Compliance

FCA Makes Insider Trading Arrest, Warns Of Several Fraudulent Firms

Sandra Kilhof Reporter London 13 December 2013

FCA Makes Insider Trading Arrest, Warns Of Several Fraudulent Firms

The Financial Conduct Authority and the North Yorkshire and West Yorkshire Police, have arrested a 49-year old male as part of an investigation into insider dealing and market abuse.

The Financial Conduct Authority has with the assistance of the North Yorkshire and West Yorkshire Police, arrested a 49-year-old male as part of an investigation into insider dealing and market abuse.

The authorities executed a search warrant in Harrogate this morning and are currently holding the individual, who has not yet been charged, in custody.

According to the UK financial regulator, no further details can be confirmed at this time.
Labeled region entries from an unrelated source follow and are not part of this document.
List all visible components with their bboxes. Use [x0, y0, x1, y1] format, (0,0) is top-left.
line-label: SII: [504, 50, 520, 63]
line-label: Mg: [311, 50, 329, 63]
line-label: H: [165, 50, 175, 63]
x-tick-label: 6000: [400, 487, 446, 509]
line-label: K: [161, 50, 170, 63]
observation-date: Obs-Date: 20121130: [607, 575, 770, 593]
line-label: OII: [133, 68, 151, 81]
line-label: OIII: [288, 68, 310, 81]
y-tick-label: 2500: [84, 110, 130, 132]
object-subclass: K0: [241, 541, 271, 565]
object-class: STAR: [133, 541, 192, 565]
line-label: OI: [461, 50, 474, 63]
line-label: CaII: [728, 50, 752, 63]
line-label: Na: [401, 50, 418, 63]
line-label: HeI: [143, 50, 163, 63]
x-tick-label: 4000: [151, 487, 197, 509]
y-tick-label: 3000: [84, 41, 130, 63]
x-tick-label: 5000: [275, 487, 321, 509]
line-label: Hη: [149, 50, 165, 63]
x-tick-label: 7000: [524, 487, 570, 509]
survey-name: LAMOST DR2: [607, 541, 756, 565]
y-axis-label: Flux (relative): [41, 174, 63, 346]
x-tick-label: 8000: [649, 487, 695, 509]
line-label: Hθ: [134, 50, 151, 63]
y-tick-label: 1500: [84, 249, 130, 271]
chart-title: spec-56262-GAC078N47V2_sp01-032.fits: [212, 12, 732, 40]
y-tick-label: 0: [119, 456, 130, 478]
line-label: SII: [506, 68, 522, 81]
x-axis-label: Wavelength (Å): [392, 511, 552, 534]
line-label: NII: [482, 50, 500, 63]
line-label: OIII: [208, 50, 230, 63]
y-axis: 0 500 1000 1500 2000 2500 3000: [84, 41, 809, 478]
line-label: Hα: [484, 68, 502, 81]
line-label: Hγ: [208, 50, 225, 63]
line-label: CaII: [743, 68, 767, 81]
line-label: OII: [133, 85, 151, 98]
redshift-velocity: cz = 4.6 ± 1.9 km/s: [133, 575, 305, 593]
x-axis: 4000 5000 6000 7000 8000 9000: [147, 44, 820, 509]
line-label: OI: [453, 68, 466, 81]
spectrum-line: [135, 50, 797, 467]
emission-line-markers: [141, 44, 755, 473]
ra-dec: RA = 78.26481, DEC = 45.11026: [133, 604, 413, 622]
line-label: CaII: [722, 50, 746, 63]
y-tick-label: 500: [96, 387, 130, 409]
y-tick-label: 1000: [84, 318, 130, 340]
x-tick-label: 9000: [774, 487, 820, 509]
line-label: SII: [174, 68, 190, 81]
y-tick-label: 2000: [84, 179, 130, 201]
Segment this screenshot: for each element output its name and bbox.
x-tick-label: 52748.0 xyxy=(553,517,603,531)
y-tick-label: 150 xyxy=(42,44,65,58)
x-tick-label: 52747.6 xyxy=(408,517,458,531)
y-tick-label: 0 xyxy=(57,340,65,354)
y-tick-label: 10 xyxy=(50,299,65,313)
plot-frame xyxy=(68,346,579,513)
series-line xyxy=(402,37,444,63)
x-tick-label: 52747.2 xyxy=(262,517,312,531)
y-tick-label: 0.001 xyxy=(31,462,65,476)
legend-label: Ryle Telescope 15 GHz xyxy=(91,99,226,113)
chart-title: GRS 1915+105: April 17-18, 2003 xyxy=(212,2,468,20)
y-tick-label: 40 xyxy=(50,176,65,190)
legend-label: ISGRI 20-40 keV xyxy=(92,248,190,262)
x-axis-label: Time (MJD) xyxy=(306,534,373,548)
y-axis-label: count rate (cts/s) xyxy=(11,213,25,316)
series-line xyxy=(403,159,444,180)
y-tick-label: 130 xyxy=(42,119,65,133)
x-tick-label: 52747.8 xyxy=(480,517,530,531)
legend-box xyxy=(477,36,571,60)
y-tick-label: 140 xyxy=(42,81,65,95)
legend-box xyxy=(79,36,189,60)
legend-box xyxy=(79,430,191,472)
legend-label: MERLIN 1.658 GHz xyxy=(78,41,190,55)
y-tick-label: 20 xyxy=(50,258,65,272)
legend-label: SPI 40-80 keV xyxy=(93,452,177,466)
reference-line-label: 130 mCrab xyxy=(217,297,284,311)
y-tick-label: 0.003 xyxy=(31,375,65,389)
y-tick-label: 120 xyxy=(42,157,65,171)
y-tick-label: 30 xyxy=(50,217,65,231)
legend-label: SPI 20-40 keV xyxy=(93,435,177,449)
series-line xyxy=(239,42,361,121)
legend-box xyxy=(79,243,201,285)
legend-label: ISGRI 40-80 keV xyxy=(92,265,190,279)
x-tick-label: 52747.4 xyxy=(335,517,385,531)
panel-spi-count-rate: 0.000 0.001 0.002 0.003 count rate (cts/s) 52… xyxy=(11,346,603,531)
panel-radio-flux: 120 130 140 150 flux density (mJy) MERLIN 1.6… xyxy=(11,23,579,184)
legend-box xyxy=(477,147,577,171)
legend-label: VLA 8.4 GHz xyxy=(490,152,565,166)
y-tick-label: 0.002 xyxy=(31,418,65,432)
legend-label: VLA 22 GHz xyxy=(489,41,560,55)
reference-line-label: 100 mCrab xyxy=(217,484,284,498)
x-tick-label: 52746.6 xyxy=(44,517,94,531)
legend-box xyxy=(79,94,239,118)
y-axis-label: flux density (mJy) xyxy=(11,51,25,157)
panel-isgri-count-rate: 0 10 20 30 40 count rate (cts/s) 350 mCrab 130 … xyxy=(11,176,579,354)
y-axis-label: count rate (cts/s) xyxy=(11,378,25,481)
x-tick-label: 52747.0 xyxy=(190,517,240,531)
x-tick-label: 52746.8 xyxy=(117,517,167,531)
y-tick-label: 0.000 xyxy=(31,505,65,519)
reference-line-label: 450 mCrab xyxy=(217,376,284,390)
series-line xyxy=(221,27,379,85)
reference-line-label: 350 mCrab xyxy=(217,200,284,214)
However, the FCA did say that “the arrests are not linked to any other ongoing insider dealing investigations”.

Insider dealing is a criminal offence that is punishable by a fine or up to seven years imprisonment in the UK. So far, the FCA, and previously the Financial Services Authority, have secured 23 convictions on insider dealing since March 2009, and is currently prosecuting seven other individuals.

FCA busts yet another clone

The financial watchdog also warned of yet another clone firm, marketing itself to UK investors. The fraud firms have been a growing trend as the regulator recently has issued a series of warnings against the boiler room firms, which may contact people out of the blue and attempt to scam them.

In this respect, the firm Amber Asset Management is a clone of the FCA authorised firm Amber Fund Management located in London Bridge.

The firm said in a statement that, unlike its clone, it “does NOT deal with retail clients and does NOT arrange or deal in any shares on behalf of retail clients”.

Fraudsters like these often use the same or a similar name to an authorised firm, without having obtained permissions from the regulator, thereby deceiving investors.

Firm loses permissions over fraud suspicions

Furthermore, the FCA said that it has stopped SK8 Financial Services from conducting regulated business as of 10 December 2013. The firms permissions were revoked after concerns arose that former or current customers of SK8 and its director Geoffrey Fincher, who paid cash or cheques directly to Fincher to be invested, may not have valid investments.

As such, the regulator advised customers to check their investment documents.

“If customers have concerns over any investments, or do not have any documents relating to specific investments, they are advised to contact the investment companies where they believe their investments are held,” the FCA said in a statement.

Additionally, the FCA warned that the London-based firms McQueen and Bond, Mc Queen and Bond, Mc Queen and Bond Wealth Management are providing financial services and products and targeting investors in the UK, without authorisation.

As always, investors who give money to an unauthorised firm, will not be covered by the Financial Ombudsman Service or Financial Services Compensation Scheme (FSCS) if things go wrong.